As far as I'm concerned, we can raise the vocab size in the config to 30,005. The padding side for the decoder is "right" in the original llama2 config as well, including the infinite model_max_length
: https://huggingface.co/meta-llama/Llama-2-7b-hf/blob/main/tokenizer_config.json, but it makes sense to change it to 4,096.
Have you seen the padding side left
to be working better?
Will keep you updated.
@jjzha Thanks for your quick reply!
Yeah it seems exactly like the issue you linked to. I checked the size of the embedding layer of the model, which is 30,000, so the tokenizer really shouldn't use any tokens with index >=30,000. In my use case the errors happen with the EOD and PAD tokens, but I suppose these could just be set to the EOS token (aka </s>
). Doing this, as well as removing the other unneeded extra tokens, should hopefully fix things. The tokenizer's base vocab without these is 30,000, so that seems fine.
As for the padding, Meta doesn't use padding at all when they're pretraining models, so the models haven't been trained with any padding token (which is why it's added on top). Left padding is usually used for generative models, since otherwise you end up with samples in your batch like "I really like <pad", but if it then generates "ice cream" then the resulting document will be "I really like ice cream", which I guess just seems quite unintuitive. For that reason, left padding tends to be the standard for generative models.
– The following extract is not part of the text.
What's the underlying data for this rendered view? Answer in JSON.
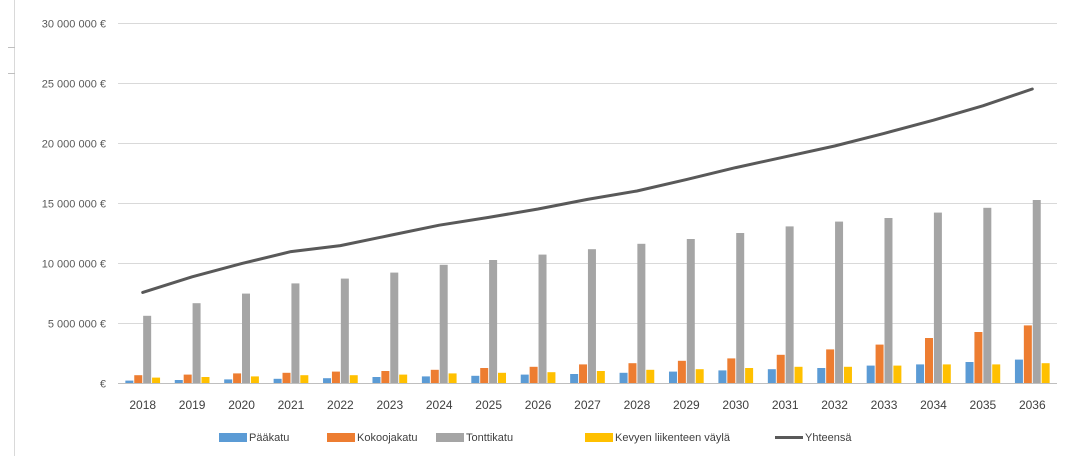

But I suppose this mainly matters if you're finetuning the model.
Hi @saattrupdan ,
We now edited the following in both the base
and instruct
version:
- Removed the unnecessary instances of special tokens (e.g., CLS, SEP, etc.) in
special_tokens_map.json
andtokenizer_config.json
; - Set model_max_length to
4096
; - Set padding side to
left
; - In the
instruct
version added the "chat template" (i.e., [INST] [/INST]).
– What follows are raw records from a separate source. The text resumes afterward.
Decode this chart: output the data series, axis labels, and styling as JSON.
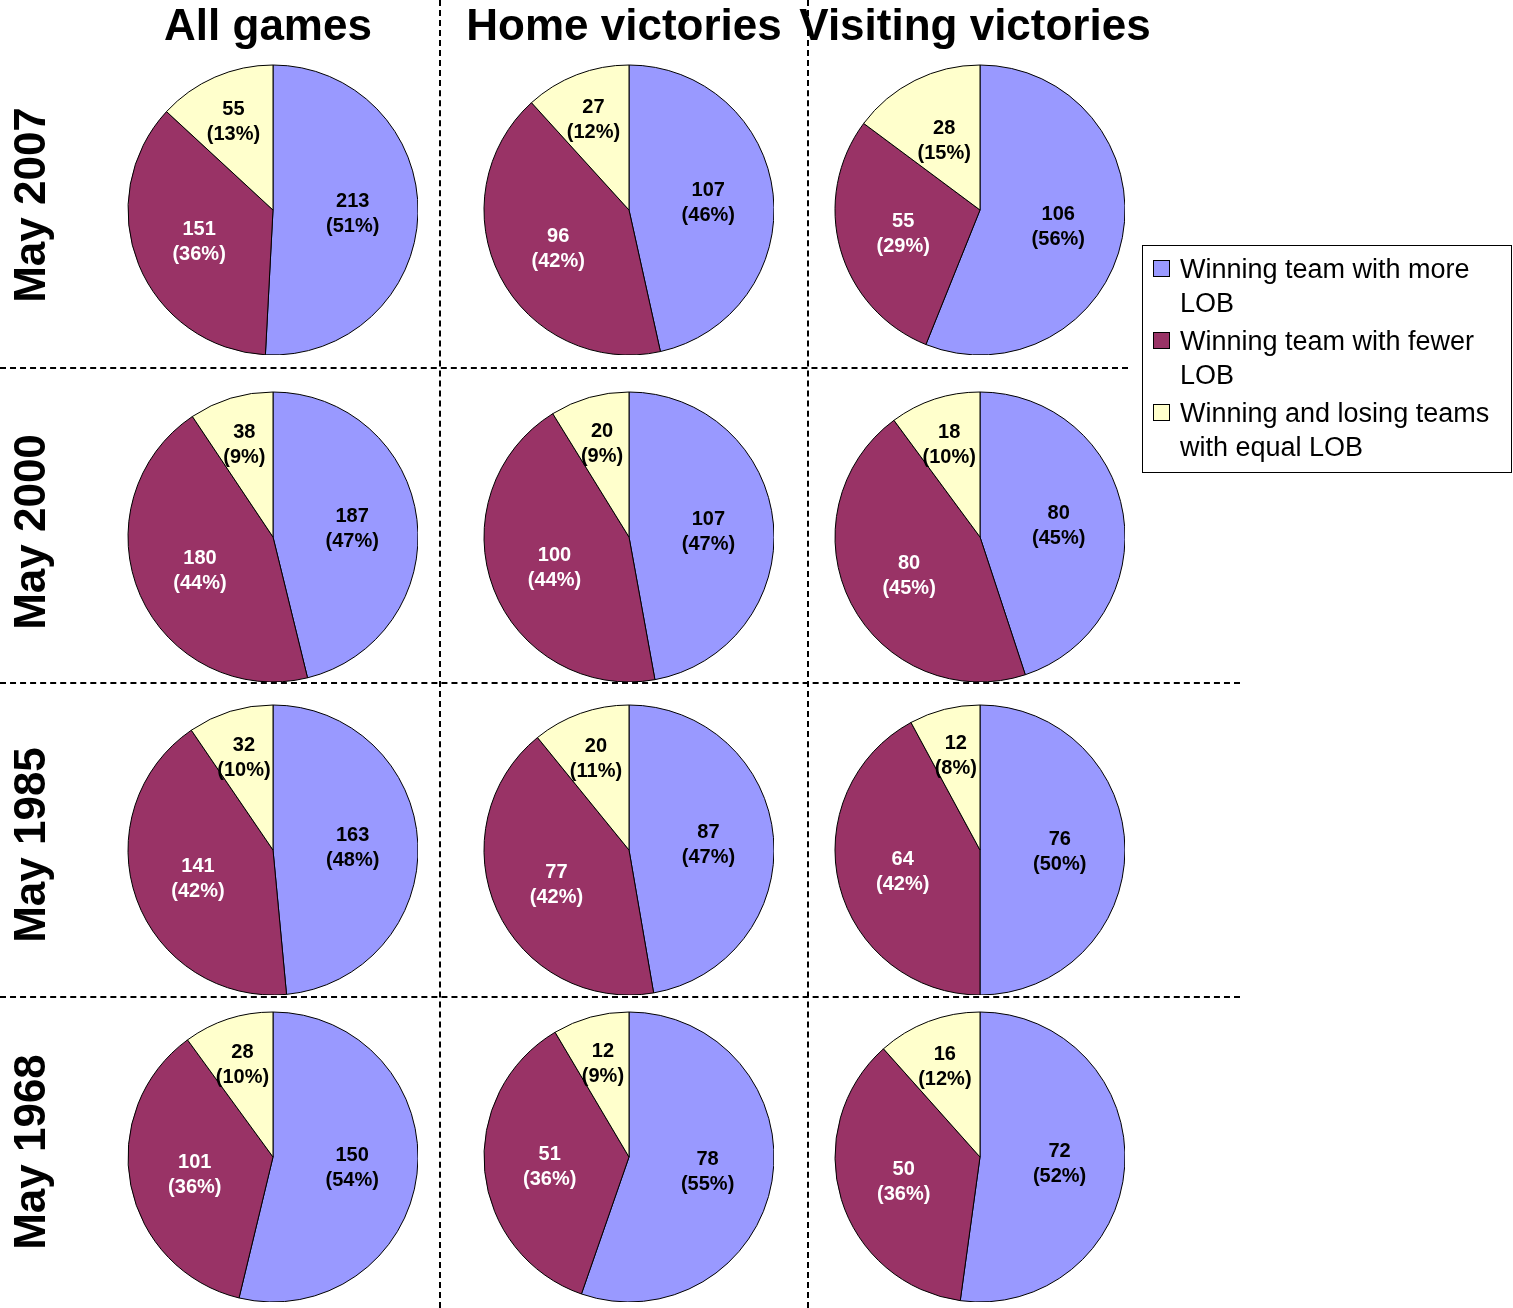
{
  "chart_data": [
    {
      "type": "pie",
      "title": "All games",
      "ylabel": "May 2007",
      "categories": [
        null,
        null,
        null
      ],
      "values": [
        213,
        151,
        55
      ],
      "value_labels": [
        "213 (51%)",
        "151 (36%)",
        "55 (13%)"
      ],
      "colors": [
        "#9999ff",
        "#993366",
        "#ffffcc"
      ]
    },
    {
      "type": "pie",
      "title": "Home victories",
      "categories": [
        null,
        null,
        null
      ],
      "values": [
        107,
        96,
        27
      ],
      "value_labels": [
        "107 (46%)",
        "96 (42%)",
        "27 (12%)"
      ],
      "colors": [
        "#9999ff",
        "#993366",
        "#ffffcc"
      ]
    },
    {
      "type": "pie",
      "title": "Visiting victories",
      "categories": [
        "Winning team with more LOB",
        "Winning team with fewer LOB",
        "Winning and losing teams with equal LOB"
      ],
      "values": [
        106,
        55,
        28
      ],
      "value_labels": [
        "106 (56%)",
        "55 (29%)",
        "28 (15%)"
      ],
      "colors": [
        "#9999ff",
        "#993366",
        "#ffffcc"
      ],
      "legend": "right"
    },
    {
      "type": "pie",
      "ylabel": "May 2000",
      "categories": [
        null,
        null,
        null
      ],
      "values": [
        187,
        180,
        38
      ],
      "value_labels": [
        "187 (47%)",
        "180 (44%)",
        "38 (9%)"
      ],
      "colors": [
        "#9999ff",
        "#993366",
        "#ffffcc"
      ]
    },
    {
      "type": "pie",
      "categories": [
        null,
        null,
        null
      ],
      "values": [
        107,
        100,
        20
      ],
      "value_labels": [
        "107 (47%)",
        "100 (44%)",
        "20 (9%)"
      ],
      "colors": [
        "#9999ff",
        "#993366",
        "#ffffcc"
      ]
    },
    {
      "type": "pie",
      "categories": [
        null,
        null,
        null
      ],
      "values": [
        80,
        80,
        18
      ],
      "value_labels": [
        "80 (45%)",
        "80 (45%)",
        "18 (10%)"
      ],
      "colors": [
        "#9999ff",
        "#993366",
        "#ffffcc"
      ]
    },
    {
      "type": "pie",
      "ylabel": "May 1985",
      "categories": [
        null,
        null,
        null
      ],
      "values": [
        163,
        141,
        32
      ],
      "value_labels": [
        "163 (48%)",
        "141 (42%)",
        "32 (10%)"
      ],
      "colors": [
        "#9999ff",
        "#993366",
        "#ffffcc"
      ]
    },
    {
      "type": "pie",
      "categories": [
        null,
        null,
        null
      ],
      "values": [
        87,
        77,
        20
      ],
      "value_labels": [
        "87 (47%)",
        "77 (42%)",
        "20 (11%)"
      ],
      "colors": [
        "#9999ff",
        "#993366",
        "#ffffcc"
      ]
    },
    {
      "type": "pie",
      "categories": [
        null,
        null,
        null
      ],
      "values": [
        76,
        64,
        12
      ],
      "value_labels": [
        "76 (50%)",
        "64 (42%)",
        "12 (8%)"
      ],
      "colors": [
        "#9999ff",
        "#993366",
        "#ffffcc"
      ]
    },
    {
      "type": "pie",
      "ylabel": "May 1968",
      "categories": [
        null,
        null,
        null
      ],
      "values": [
        150,
        101,
        28
      ],
      "value_labels": [
        "150 (54%)",
        "101 (36%)",
        "28 (10%)"
      ],
      "colors": [
        "#9999ff",
        "#993366",
        "#ffffcc"
      ]
    },
    {
      "type": "pie",
      "categories": [
        null,
        null,
        null
      ],
      "values": [
        78,
        51,
        12
      ],
      "value_labels": [
        "78 (55%)",
        "51 (36%)",
        "12 (9%)"
      ],
      "colors": [
        "#9999ff",
        "#993366",
        "#ffffcc"
      ]
    },
    {
      "type": "pie",
      "categories": [
        null,
        null,
        null
      ],
      "values": [
        72,
        50,
        16
      ],
      "value_labels": [
        "72 (52%)",
        "50 (36%)",
        "16 (12%)"
      ],
      "colors": [
        "#9999ff",
        "#993366",
        "#ffffcc"
      ]
    }
  ]
}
Let us know if this all works.
Cheers!
Hi
@jjzha
. You still have the added_tokens.json
file, which defines the tokens with index >=30,000, that needs to be removed.
A good sanity check that you can do locally is just to load the tokeniser and print it - here's how it looks for me currently:
>>> from transformers import AutoTokenizer
>>> AutoTokenizer.from_pretrained('NLPnorth/snakmodel-7b-base')
LlamaTokenizerFast(name_or_path='NLPnorth/snakmodel-7b-base', vocab_size=32000, model_max_length=4096, is_fast=True, padding_side='left', truncation_side='right', special_tokens={'bos_token': '<s>', 'eos_token': '</s>', 'unk_token': '<unk>', 'pad_token': '</s>'}, clean_up_tokenization_spaces=False), added_tokens_decoder={
0: AddedToken("<unk>", rstrip=False, lstrip=False, single_word=False, normalized=False, special=True),
1: AddedToken("<s>", rstrip=False, lstrip=False, single_word=False, normalized=False, special=True),
2: AddedToken("</s>", rstrip=False, lstrip=False, single_word=False, normalized=False, special=True),
32000: AddedToken("<CLS>", rstrip=False, lstrip=False, single_word=False, normalized=False, special=True),
32001: AddedToken("<SEP>", rstrip=False, lstrip=False, single_word=False, normalized=False, special=True),
32002: AddedToken("<EOD>", rstrip=False, lstrip=False, single_word=False, normalized=False, special=True),
32003: AddedToken("<MASK>", rstrip=False, lstrip=False, single_word=False, normalized=False, special=True),
32004: AddedToken("<PAD>", rstrip=False, lstrip=False, single_word=False, normalized=False, special=True),
}
We see that it still registers the extra tokens, probably due to the existence of the above-mentioned added_tokens.json
file.
Hi Dan,
You're correct, we also needed to edit the tokenizer.json
file. I now did this, let me know if this helps!